Nintedanib as a Potential Senolytic Drug
Senescent cells accumulate with age, and their presence contributes to chronic inflammation and many other age-related disruptions to normal tissue function. Academia and industry are engaged in many programs aimed at the creation of senolytic treatments that can selectively destroy senescent cells. The most proven senolytic treatment to date is the dasatinib and quercetin combination, shown to partially clear senescent cells from tissues in both old mice and old humans. Dasatinib is a tyrosine kinase inhibitor, and here researchers report their evidence in support another tyrosine kinase inhibitor, nintedanib, to be usefully senolytic.
Will nintedanib prove to be better or worse than dasatinib? That is hard to say, and different members of the same class of drugs can vary widely in all characteristics.

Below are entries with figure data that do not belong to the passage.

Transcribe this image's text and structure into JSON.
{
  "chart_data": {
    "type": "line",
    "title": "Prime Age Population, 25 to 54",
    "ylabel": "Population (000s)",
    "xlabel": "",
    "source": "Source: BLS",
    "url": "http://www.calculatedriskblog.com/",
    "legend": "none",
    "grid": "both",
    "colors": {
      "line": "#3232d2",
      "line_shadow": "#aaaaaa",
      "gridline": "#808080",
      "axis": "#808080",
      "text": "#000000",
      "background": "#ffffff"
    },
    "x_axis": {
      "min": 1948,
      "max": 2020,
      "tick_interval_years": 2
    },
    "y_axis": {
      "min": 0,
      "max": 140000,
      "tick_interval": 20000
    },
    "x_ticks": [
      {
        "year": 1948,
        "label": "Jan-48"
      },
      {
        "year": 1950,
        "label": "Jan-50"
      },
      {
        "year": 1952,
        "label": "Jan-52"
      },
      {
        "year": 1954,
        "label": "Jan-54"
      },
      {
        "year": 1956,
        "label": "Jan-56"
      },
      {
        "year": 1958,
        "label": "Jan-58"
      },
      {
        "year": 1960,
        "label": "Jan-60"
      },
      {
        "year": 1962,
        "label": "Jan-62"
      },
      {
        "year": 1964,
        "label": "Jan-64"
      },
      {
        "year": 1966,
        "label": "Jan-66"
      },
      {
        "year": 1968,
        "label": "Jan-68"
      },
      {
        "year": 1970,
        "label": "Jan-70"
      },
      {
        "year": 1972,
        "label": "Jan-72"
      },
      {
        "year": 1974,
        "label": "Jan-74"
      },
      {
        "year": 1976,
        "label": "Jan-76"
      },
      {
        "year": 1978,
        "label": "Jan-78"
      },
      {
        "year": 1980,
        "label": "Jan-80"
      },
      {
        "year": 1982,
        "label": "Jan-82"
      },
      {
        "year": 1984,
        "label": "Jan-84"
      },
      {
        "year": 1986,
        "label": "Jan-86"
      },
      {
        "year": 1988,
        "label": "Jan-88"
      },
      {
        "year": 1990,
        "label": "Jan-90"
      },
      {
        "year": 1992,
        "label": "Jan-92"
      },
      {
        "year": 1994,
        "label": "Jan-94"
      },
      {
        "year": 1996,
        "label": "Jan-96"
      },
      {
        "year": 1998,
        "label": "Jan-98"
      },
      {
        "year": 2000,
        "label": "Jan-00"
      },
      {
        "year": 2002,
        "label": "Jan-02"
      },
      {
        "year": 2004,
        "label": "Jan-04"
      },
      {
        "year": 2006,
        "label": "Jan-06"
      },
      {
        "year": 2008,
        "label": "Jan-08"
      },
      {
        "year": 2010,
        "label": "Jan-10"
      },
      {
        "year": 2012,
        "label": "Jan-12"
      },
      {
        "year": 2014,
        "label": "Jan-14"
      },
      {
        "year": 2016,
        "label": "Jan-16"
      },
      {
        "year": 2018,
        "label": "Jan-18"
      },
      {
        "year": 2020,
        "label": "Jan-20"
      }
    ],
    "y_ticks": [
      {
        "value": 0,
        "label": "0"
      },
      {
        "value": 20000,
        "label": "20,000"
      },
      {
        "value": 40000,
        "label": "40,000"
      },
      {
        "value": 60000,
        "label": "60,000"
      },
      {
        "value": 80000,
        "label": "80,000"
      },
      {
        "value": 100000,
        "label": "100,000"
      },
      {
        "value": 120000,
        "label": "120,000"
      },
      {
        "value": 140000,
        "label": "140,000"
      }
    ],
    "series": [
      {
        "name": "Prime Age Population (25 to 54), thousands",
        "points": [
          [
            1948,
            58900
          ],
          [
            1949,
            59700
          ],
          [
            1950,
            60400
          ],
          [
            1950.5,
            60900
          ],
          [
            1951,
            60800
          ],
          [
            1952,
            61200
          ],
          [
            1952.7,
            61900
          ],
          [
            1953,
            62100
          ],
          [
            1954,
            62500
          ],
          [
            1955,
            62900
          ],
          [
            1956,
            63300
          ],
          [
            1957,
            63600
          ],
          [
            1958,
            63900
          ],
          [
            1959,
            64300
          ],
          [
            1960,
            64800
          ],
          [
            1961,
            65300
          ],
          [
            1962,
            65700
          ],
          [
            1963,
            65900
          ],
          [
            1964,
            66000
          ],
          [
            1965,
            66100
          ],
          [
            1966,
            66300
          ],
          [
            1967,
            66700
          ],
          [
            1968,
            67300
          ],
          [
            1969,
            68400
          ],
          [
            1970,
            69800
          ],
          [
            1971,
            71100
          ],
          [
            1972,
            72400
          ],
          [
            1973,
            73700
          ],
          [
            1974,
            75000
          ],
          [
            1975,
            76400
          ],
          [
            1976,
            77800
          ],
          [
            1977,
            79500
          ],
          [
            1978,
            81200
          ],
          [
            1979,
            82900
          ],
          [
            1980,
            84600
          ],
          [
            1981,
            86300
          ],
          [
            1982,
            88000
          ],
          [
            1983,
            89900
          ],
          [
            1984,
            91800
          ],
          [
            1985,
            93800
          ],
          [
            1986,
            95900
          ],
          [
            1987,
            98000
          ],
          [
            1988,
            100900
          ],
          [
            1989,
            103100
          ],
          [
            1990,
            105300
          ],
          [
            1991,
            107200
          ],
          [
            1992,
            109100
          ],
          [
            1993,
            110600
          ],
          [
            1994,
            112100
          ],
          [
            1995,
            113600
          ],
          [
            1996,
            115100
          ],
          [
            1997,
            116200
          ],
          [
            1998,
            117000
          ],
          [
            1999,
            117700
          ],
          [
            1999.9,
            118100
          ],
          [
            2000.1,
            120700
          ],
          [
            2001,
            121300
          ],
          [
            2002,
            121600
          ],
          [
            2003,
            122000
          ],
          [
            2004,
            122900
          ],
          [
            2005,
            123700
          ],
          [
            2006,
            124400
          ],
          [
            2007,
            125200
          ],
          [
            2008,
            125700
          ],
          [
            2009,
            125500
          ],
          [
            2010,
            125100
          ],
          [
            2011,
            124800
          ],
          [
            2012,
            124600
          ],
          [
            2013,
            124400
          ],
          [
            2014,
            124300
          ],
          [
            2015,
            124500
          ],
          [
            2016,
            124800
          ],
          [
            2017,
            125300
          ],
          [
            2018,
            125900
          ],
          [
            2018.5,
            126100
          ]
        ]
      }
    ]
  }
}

The evidence here should be balanced against the history of nintedanib, given that it is approved for use in slowing the progression of idiopathic pulmonary fibrosis, and has been used for some years in that role. Senescent cells are thought to contribute to the development of idiopathic pulmonary fibrosis, and the dasatinib and quercetin combination showed promise in a small clinical trial for idiopathic pulmonary fibrosis patients. Animal data suggests dasatinib to be much less senolytic on its own, without quercetin, but no-one has yet earnestly tried to combine nintedanib and quercetin. Time will tell as to which senolytic approaches are the most useful.
Nintedanib induces senolytic effect via STAT3 inhibition
Selective removal of senescent cells, or senolytic therapy, has been proposed to be a potent strategy for overcoming age-related diseases and even for reversing aging. We found that nintedanib, a tyrosine kinase inhibitor, selectively induced the death of primary human dermal fibroblasts undergoing replicative senescence. Similar to ABT263, a well-known senolytic agent, nintedanib triggered intrinsic apoptosis in senescent cells. Additionally, at the concentration producing the senolytic effect, nintedanib arrested the cell cycle of nonsenescent cells in the G1 phase without inducing cytotoxicity.

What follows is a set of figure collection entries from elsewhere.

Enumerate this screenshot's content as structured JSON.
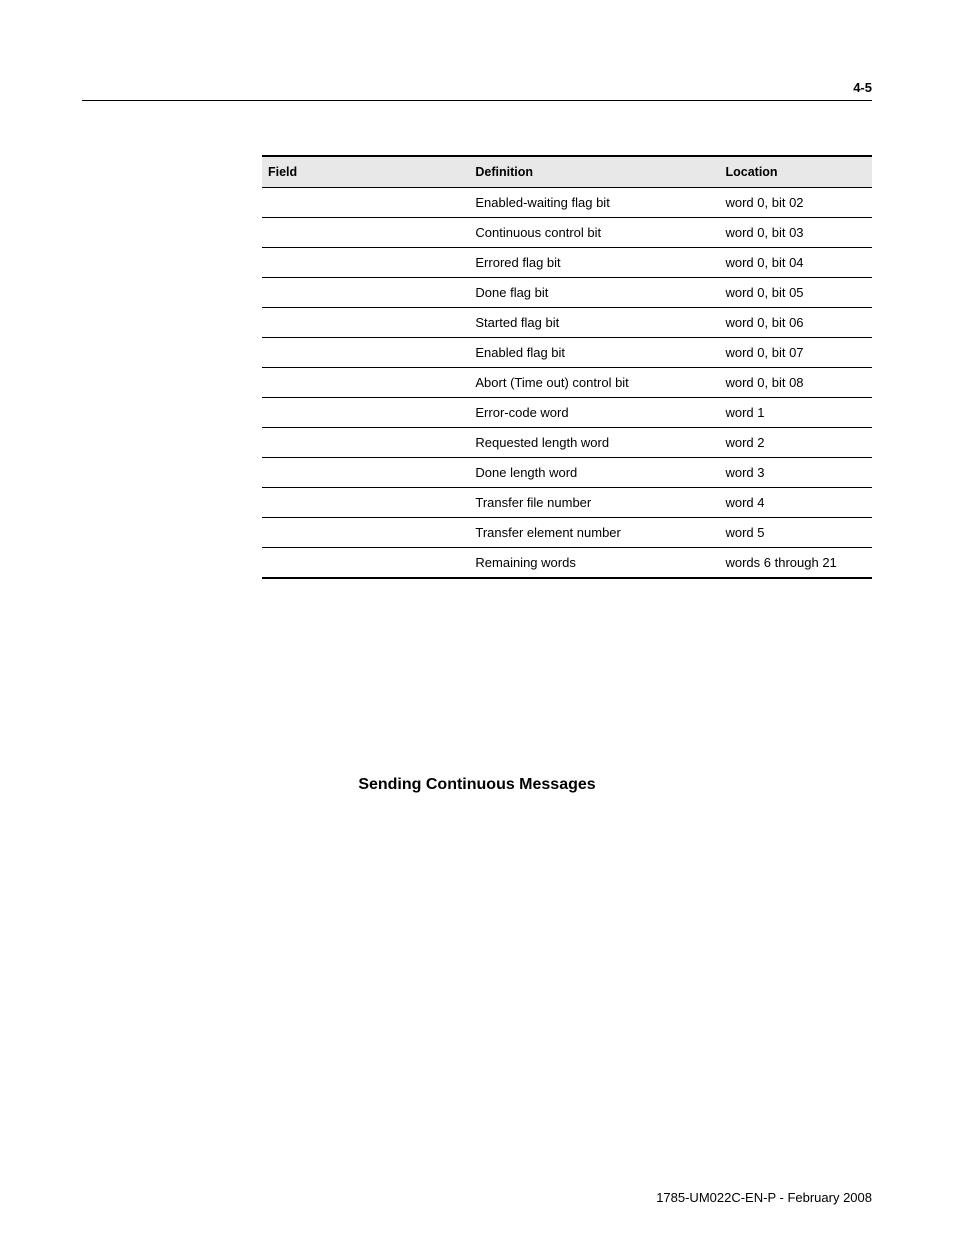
{
  "page_number": "4-5",
  "table": {
    "headers": {
      "field": "Field",
      "definition": "Definition",
      "location": "Location"
    },
    "rows": [
      {
        "field": "",
        "definition": "Enabled-waiting flag bit",
        "location": "word 0, bit 02"
      },
      {
        "field": "",
        "definition": "Continuous control bit",
        "location": "word 0, bit 03"
      },
      {
        "field": "",
        "definition": "Errored flag bit",
        "location": "word 0, bit 04"
      },
      {
        "field": "",
        "definition": "Done flag bit",
        "location": "word 0, bit 05"
      },
      {
        "field": "",
        "definition": "Started flag bit",
        "location": "word 0, bit 06"
      },
      {
        "field": "",
        "definition": "Enabled flag bit",
        "location": "word 0, bit 07"
      },
      {
        "field": "",
        "definition": "Abort (Time out) control bit",
        "location": "word 0, bit 08"
      },
      {
        "field": "",
        "definition": "Error-code word",
        "location": "word 1"
      },
      {
        "field": "",
        "definition": "Requested length word",
        "location": "word 2"
      },
      {
        "field": "",
        "definition": "Done length word",
        "location": "word 3"
      },
      {
        "field": "",
        "definition": "Transfer file number",
        "location": "word 4"
      },
      {
        "field": "",
        "definition": "Transfer element number",
        "location": "word 5"
      },
      {
        "field": "",
        "definition": "Remaining words",
        "location": "words 6 through 21"
      }
    ]
  },
  "section_heading": "Sending Continuous Messages",
  "footer": "1785-UM022C-EN-P - February 2008"
}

Interestingly, the mechanism by which nintedanib activated caspase-9 in the intrinsic apoptotic pathway differed from that of ABT263 apoptosis induction; specifically, nintedanib did not decrease the levels of Bcl-2 family proteins in senescent cells. Moreover, nintedanib suppressed the activation of the JAK2/STAT3 pathway, which caused the drug-induced death of senescent cells. STAT3 knockdown in senescent cells induced caspase activation. Moreover, nintedanib reduced the number of senescence-associated β-galactosidase-positive senescent cells in parallel with a reduction in STAT3 phosphorylation and ameliorated collagen deposition in a mouse model of bleomycin-induced lung fibrosis. Consistently, nintedanib exhibited a senolytic effect through bleomycin-induced senescence of human pulmonary fibroblasts.
Overall, we found that nintedanib can be used as a new senolytic agent and that inhibiting STAT3 may be an approach for inducing the selective death of senescent cells. Our findings pave the way for expanding the senolytic toolkit for use in various aging statuses and age-related diseases.

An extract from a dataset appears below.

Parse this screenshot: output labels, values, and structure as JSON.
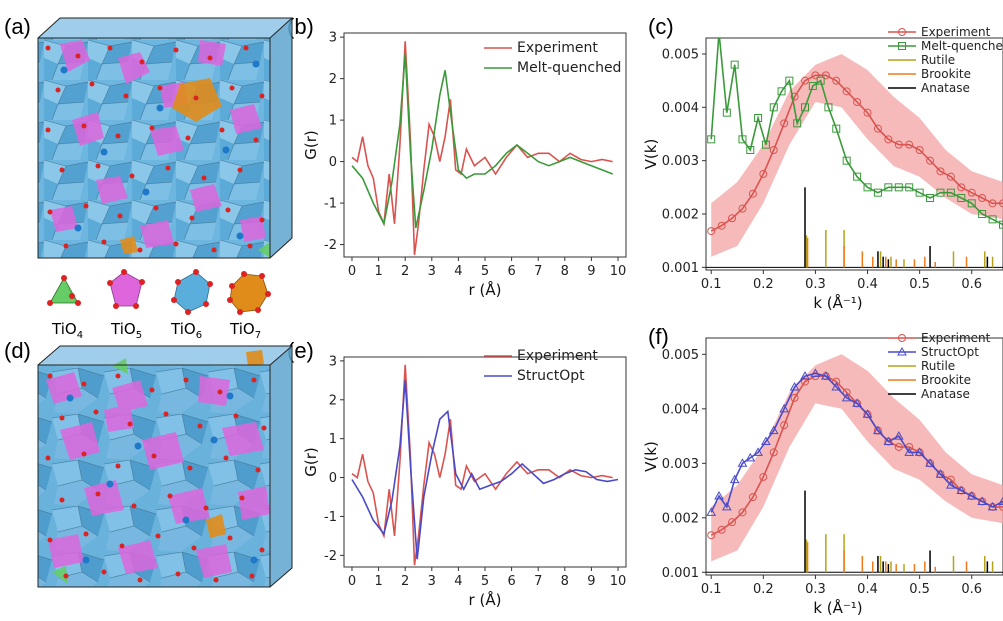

My Father who just turned 84 was diagnosed with Idopathic Pulmonary fibrosis, and has just started on 150mg x 2 course of Nintedanib.
I have been busy finding supplements that would compliment the range of medication he is on, including, Vitamin K2, D3, Omega 3, Mg, Zn. Then MNM, Resveratrol and of course Quercetin.
So I was very pleased to find your article about Nintedanib, a slightly different to Dasatanib, but both tyrosine kinase inhibitors.
I understand, many tests have been run combining Quercetin and Dasatanib, but none so far as I can find with Nintedanib.
Unfortunately, the healthcare that prescribed Ninetedanib is advising my father not to take Quercetin, as in their words 'It diminishes the anti-fibrotic effects of the Ninetedanib'.
I was hoping that as a potentially beneficial anti-senolytic combination, that this could be tried for a period of 3-6 months only, and perhaps not even every day.
It is of course, my great hope that a reduction in senescent cells, would actually reduce the IPF, so that over time, the dosage of Ninetedanib could be reduced.
Would value any advice you may have.